One should also expect that the regulatory framework is protecting the electricity utility (DSOs still have quite some power, causing smaller structures – like energy islands or district management systems – to find a barrier on implementation) and that the policy is not up to date to face new technologies and the value added service market. The governance should also expect that the electric utility only wants to connect its own monitoring devices. Concluding, it should be assured how to apply the knowledge gained after the project has ended.  

 Recommendations

Policy recommendations are coping and loosening up GDPR (a possible solution for project owners is to aggregate data), and speeding up the certification process for smart meters in Germany. These regulations should also pay attention to privacy and flexible accessibility (also citizens should have access). Moreover, the creation of cooperatives using incentives based on fuel results (energy reduction, CO2 reduction, energy service market) can be supported. It is also required to facilitate strong stakeholder engagement and incentivise tenants by challenging them.

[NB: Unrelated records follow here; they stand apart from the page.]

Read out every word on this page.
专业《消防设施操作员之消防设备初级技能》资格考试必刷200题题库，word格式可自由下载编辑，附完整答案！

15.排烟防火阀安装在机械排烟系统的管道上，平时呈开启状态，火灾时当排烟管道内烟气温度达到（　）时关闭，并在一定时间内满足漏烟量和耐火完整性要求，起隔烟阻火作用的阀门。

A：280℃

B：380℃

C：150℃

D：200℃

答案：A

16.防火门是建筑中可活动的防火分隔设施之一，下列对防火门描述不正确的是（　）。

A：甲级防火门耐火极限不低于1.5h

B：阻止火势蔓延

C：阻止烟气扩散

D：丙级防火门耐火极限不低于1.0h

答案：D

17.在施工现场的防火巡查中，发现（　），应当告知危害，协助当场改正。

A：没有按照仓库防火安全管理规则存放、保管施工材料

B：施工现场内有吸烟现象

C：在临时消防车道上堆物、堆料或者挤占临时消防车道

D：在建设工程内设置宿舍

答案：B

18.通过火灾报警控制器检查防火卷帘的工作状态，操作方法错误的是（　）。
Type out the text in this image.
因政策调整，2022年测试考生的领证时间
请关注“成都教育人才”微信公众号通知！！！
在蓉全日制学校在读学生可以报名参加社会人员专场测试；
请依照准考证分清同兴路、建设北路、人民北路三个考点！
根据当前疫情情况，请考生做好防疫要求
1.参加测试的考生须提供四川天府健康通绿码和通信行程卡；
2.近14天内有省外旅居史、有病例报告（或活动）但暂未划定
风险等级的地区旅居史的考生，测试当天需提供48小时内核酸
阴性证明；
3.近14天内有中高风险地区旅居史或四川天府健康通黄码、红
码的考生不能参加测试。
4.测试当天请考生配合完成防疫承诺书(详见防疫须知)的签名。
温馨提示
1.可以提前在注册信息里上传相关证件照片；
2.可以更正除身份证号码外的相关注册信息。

By showing the added values of an EMS, tenants’ acceptance of higher rents might be gained. Here, communication, co-creation, trainings and mediators are important tools. Moreover, people in charge should incorporate economic incentives. It is also highly recommended to involve energy companies and energy utilities as well as to improve the participatory process which is indispensable for the project’s success. The added value for tenants and city planners should be clearly shown. One should also include the demand to embed solutions in H2020 calls, so these actions can be supported through EU funding. It is also essential to aggregate data and to support the creation of cooperatives using KPI incentives such as a target for minimal renewable energy production by local energy communities.

Furthermore, it needs to be assured that the knowledge gained gets embedded in processes that will be used for future work.  

Plan for Implementation 

As next steps, scaling up to replicate the development to other buildings in the city and to work towards an integrated system by combining the different available components are recommended. Instead of deploying only consuming or producing energy structures, thinking from a system perspective should be considered to manage the balance of energy required at the building level, taking into account the RE forecasted to be produced and the needs from the grid.

Moreover, it has to be defined who is using the SEMS as well as who is benefiting from it. Also, an app for citizens can be developed and information sessions, communication, co-creation, and trainings should be incorporated. City-planners must also include new technologies in their plans and should expand Energy Management Systems to all municipal owned buildings. As part of a longer term strategy, reaching out should be considered as part of a holistic approach.

Moreover, tenants should be trained after the refurbishment. SEMS should also be implemented into cities’ strategic planning, sustainable energy and climate action plans, and covenants of mayors. Their issues and best practices can also be shared among follower cities. In the end, persons in charge should apply the following two approaches: home systems for small users as well as a district system for energy planners and city manners.